Hi, Eric.

There is a ton of lost packets and latency at the intermediate hops, but ... those hops are passing downstream data just fine, so the fact that you're seeing packet loss here means you pretty much have to ignore these hops in your analysis (well, at a minimum you need to ignore the packet loss and latency that occurs normally).

We talk about this a little bit here:

http://www.nessoft.com/kb/24

and a bit more obliquely here:

http://www.nessoft.com/kb/46

Ideally, what you're looking to do is correlate a performance problem in some other application (ie: SSH / SFTP / VPN). Most of these protocols use TCP, so you might set up PingPlotter's TCP packet type with the port of the application you're using (ie: port 23 for SSH) and then run PingPlotter while you're using that application.

When you experience slowness, go to PingPlotter and make a note of it with comments (or, if you have the time, you might analyse things right then).

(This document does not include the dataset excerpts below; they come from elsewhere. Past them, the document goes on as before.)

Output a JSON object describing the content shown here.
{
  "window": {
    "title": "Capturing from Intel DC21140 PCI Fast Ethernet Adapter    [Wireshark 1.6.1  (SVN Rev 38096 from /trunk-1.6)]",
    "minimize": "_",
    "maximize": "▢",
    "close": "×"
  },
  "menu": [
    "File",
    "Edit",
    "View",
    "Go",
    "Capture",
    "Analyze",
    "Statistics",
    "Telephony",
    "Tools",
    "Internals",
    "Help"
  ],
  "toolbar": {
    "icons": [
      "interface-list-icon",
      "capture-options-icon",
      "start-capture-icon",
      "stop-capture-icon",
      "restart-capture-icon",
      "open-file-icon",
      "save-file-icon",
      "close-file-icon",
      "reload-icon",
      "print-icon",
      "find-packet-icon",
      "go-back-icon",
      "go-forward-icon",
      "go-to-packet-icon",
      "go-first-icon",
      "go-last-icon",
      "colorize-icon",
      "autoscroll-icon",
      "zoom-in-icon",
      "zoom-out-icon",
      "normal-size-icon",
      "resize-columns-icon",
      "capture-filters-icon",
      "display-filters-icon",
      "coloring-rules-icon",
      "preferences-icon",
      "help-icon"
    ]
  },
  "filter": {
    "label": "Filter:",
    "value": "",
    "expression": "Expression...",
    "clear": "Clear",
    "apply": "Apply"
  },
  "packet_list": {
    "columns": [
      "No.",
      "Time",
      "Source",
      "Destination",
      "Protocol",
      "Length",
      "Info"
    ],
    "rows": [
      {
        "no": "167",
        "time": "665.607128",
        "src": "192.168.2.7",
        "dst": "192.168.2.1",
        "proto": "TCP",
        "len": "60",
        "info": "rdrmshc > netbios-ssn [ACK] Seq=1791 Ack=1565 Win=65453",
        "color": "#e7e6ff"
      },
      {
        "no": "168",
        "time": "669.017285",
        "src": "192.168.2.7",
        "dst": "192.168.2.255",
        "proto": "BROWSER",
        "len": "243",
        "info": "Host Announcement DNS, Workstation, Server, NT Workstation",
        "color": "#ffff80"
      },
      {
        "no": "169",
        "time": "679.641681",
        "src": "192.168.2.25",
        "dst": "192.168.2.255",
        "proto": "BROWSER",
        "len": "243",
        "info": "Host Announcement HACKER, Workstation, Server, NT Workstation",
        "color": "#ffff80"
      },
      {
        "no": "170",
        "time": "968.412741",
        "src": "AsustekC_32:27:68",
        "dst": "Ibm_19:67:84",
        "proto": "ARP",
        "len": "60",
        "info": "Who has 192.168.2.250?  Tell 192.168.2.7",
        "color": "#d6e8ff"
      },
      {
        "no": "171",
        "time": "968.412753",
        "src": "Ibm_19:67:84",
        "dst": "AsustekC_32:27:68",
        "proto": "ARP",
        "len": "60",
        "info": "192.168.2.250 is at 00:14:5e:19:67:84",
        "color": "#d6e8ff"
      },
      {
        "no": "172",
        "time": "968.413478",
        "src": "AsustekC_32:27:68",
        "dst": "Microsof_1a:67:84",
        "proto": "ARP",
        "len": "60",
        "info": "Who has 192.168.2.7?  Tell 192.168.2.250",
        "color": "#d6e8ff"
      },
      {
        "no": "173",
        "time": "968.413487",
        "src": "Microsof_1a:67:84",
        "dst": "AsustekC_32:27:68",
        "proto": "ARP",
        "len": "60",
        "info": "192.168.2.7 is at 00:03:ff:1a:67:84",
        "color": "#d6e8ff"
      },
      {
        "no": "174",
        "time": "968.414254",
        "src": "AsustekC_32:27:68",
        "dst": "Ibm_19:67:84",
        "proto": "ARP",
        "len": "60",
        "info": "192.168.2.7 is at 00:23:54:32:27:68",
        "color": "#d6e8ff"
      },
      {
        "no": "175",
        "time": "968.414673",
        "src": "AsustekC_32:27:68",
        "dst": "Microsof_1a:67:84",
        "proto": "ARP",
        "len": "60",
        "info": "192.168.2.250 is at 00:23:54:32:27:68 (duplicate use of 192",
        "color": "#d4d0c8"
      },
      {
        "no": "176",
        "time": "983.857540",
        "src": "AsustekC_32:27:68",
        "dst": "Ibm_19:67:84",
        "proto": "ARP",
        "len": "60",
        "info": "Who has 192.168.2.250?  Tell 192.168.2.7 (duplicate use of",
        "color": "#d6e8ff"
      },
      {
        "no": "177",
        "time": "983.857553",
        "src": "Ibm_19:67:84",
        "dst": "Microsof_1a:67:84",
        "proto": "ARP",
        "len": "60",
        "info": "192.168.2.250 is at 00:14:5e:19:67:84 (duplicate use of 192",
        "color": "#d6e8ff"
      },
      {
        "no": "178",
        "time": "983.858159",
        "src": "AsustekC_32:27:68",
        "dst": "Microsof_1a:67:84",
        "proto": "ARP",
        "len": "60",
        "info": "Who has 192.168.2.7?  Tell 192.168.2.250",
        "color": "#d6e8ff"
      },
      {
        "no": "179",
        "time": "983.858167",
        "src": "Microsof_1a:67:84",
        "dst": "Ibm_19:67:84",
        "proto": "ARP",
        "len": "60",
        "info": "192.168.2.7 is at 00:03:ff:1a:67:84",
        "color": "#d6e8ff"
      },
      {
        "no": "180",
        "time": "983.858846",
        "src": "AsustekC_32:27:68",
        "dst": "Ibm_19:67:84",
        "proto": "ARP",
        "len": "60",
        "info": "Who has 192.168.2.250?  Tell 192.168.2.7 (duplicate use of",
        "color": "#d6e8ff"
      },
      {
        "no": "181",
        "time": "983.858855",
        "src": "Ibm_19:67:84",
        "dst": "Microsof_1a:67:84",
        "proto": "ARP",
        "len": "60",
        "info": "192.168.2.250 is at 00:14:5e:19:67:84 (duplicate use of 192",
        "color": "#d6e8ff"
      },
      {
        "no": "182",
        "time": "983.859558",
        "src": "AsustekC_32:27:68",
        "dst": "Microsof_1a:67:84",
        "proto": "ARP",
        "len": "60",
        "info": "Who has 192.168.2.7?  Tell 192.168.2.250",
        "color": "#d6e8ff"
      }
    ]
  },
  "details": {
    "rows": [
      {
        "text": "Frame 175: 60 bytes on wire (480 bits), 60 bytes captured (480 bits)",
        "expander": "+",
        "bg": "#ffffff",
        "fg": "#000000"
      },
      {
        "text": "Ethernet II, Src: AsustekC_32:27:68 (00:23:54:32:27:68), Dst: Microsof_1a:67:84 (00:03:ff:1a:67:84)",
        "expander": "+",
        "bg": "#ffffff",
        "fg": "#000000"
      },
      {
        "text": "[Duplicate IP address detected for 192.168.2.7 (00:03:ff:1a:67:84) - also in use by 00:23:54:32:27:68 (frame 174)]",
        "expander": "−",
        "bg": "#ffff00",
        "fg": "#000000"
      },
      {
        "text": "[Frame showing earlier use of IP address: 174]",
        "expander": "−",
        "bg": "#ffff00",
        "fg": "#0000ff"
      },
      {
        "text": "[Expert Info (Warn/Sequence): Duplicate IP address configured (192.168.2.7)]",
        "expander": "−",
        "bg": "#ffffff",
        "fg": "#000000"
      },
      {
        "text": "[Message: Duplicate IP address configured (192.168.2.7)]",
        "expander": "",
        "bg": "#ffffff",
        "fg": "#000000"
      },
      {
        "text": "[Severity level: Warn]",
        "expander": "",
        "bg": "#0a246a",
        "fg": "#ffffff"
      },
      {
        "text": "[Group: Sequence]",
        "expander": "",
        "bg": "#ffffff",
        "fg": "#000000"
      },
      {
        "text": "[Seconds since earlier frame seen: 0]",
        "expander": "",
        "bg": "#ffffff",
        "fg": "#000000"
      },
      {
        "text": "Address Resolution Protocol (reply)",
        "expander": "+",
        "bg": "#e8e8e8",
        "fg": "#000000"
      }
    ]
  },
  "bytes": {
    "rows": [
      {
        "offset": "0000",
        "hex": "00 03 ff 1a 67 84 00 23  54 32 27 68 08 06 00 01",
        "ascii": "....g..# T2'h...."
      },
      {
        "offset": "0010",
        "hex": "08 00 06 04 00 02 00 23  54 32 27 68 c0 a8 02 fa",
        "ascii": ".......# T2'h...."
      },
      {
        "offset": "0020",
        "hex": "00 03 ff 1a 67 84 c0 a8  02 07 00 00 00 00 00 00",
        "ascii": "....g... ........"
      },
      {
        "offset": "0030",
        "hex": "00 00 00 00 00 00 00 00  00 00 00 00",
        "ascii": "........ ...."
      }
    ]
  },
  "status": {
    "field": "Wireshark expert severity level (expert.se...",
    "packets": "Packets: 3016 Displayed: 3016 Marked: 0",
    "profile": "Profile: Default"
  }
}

What you're trying to do is determine if there's a pattern, recognizable in the PingPlotter graphs, that happens when performance problems occur. If you can establish this pattern, then you might be able to determine where this pattern first occurs (ie: which hop or combination of hops) - which can help you understand what's causing the problem.

The huge packet loss numbers you're constantly seeing at the intermediate hops are not causing the problem - since that occurs all the time, even when performance is OK. The fact that those hops respond poorly makes it a bit more difficult to troubleshoot, but certainly not impossible.

Look for patterns in the final destination - packet loss periods, latency. Put comments on them when they happen. Then, go back and see if you can see things that happened in common at the times when you're seeing problems. Once you've identified that, use the route information and turn on some of the other time graphs to find the first hop where it occurs. That's a likely area where you'd start with phone calls / emails for more help.